On Tue, 22 Oct 2013, Rainer Gerhards wrote:
On Tue, Oct 22, 2013 at 10:23 AM, David Lang <[email protected]> wrote:
On Tue, 22 Oct 2013, Rainer Gerhards wrote:
Hi all,
I wonder what are the actual use cases behind the desire to have global
variables in rsyslog. There are two that I know (I describe them very
briefly as they were expressed at length in the past couple of days):
1. counting messages for some reason
2. load-balancing output actions
Number 2 is - I think - a weak one, as this should better go into a
specific facility inside the engine (read: nothing that the admin should
need to emulate in the conf file).
Are there any other *real-world* use cases?
I am asking because I would like to think if future development directions
of the rsyslog engine should consider the re-addition of global variable
support (which requires a major rewrite).
well, the original request that lead to getting global variables added was
to have the contents of one message set a variable that could be used in
processing future messages.
I thought that original use case was just counting messages?
What you describe sounds like a correlation use case. Is this something
that we want to do in rsyslog?
For this use, the current functionality works as-is.

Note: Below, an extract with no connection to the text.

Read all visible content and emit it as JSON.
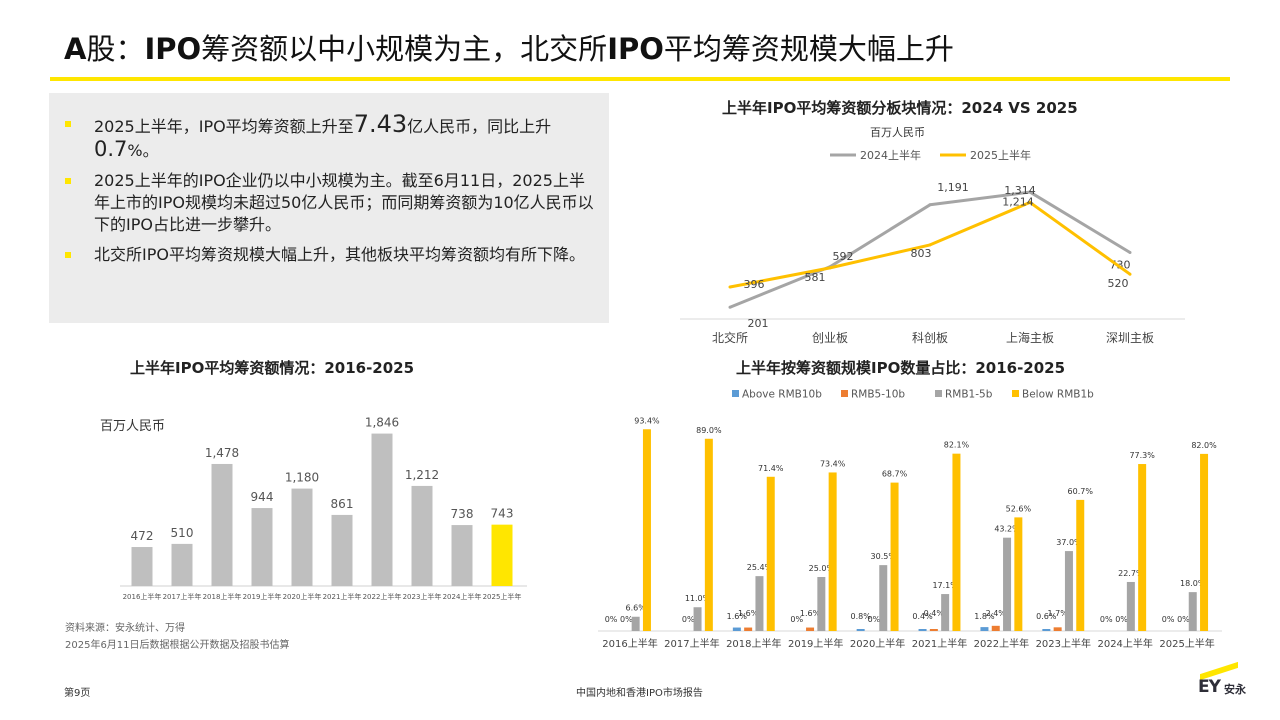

Not really. It works ONLY if you set batch size to 1, which is both
counter-intuitive and not something you really want to do.
Sample why it doesn't work:
conf in pseudo-code:
step 1: write content of $/globvar to file
step 2: set $/globvar = $msgprop
Let's say we have 4 messages, each containing a field (msgprop) with
content A, B, C, D. You want that the successsive message contains the
field from the previous one (starting with blank for the first one). So you
would probably expect to see
1: blank
2: A
3: B
4: C
However, the rule engine would evalute the write in step 1, without even
setting globvar at all. So this would lleading to the actual result of
1: blank
2: blank
3: blank
4: blank
In the next batch, all messages would contain "D" and so on...
Most folks would consider this to be an error ;) I agree to Pavel that this
is so far from being what one expects, that even documenting how things
work will not really help getting away from that error-like feeling. Add
the fact that the result is non-deterministic as it depends on the current
batch size, I would also conclude that this is errornous *design*.
I probably was not clear enoug in my initial question: as I said yesterday
evening, I have now removed global variable support. It won't be available
in 7.5.6. My question thus was on the use cases that could guide us if
working toward a correct implementation makes any sense. This would require
a big design change.
the use case wasn't trying to be something as precise as you are talking about,
but rather a much corser ability that after you see message X show up, start
doing something different. This could be to write files to a different location
because a failover has happened and you are now the active box, it could be that
if a particular type of log message shows up you want to log debug messages, or
something else.
given that logs can be re-ordered by the network, by relays in the middle, or by
the results of batch processing, it was never going to be an exact thing, so if
a change only takes effect for the next batch, that's not unreasonable.
yes, this is edging towards log correlation territory, but it's an extremely
handy way to be able to turn things on and off, or to cause logs to be handled
differently without requiring on-the-fly editing of config files and a complete
restart.
the log losses from a complete restart are massive compared to the global
variable impresision of only setting the variable on the next batch.
global variables are not that useful as something that you would set for each
message that you process, but if they are only occasionally changed, they can be
very useful and not a significant performance issue.
However, I do question about variables only being set once per batch, if you are
processing a bunch of messages, and trying to set a variable that you will then
use in templates, which message gets used?
for example, if I want to:
set $!trusted!source = $fromhost-ip;
which message in a batch sets this variable?
were the global variables handled differently than normal or local variables?